NEPA is proud of the work being done by Dr. Gonzales, as well as of all the work being done by other NEPA economists on their respective chosen focuses of study. We are confident that given enough opportunity, he can effectively deliver the solid bases for the Senate committee and the Senate itself to subject to closer scrutiny the claims being made by JPEPA supporters that “economic advantages for the Philippines outweigh the environmental sacrifice” being forced on the safety, dignity, and the very lives of our people and our posterity.  We are confident that the Senators, despite the expected extraneous pressure on it to rubberstamp its approval, would eventually judge JPEPA as unfit for Senate ratification.

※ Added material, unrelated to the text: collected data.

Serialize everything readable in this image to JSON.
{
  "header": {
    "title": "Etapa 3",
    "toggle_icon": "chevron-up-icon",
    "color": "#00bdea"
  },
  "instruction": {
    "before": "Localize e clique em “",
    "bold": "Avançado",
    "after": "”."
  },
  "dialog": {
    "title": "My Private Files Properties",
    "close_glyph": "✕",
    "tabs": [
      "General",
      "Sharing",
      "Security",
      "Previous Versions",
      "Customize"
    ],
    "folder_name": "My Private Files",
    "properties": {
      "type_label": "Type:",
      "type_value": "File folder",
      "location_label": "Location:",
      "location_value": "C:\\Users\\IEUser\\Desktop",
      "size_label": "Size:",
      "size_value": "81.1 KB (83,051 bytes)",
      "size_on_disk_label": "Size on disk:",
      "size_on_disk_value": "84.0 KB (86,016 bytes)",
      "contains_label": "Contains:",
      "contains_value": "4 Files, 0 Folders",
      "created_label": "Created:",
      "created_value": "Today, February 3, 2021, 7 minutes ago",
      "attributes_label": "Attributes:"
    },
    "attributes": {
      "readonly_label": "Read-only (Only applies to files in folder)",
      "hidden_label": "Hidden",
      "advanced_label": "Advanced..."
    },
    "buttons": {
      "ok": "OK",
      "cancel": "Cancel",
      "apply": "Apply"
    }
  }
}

NEPA will be releasing the full text of the Dr. Gonzales Study on JPEPA within the next few days. We call upon all conscious stakeholders to study his paper diligently as soon as it gets circulated. That way, we can all explain it well to the other stakeholders on this issue in their teeming dozens of millions.  At present, NEPA is also conducting discussions with leaders of micro-/small and medium enterprises (SMEs), as well as with labor leaders, cooperatives, and other sectors of our people, to gather and consolidate their respective collective views especially on the economic provisions of JPEPA. We will be releasing studies and statements based on these as soon as they are ready. We owe this to the  present and future generations of our people; and we owe it to our shining tradition both as Filipinos and as NEPA.

We are proud to be an active part of building the synergy of the Filipino people to oppose such onerous impositions as JPEPA. Such synergy is fast emerging now as the very foundation of Philippine economic protection and progress from within.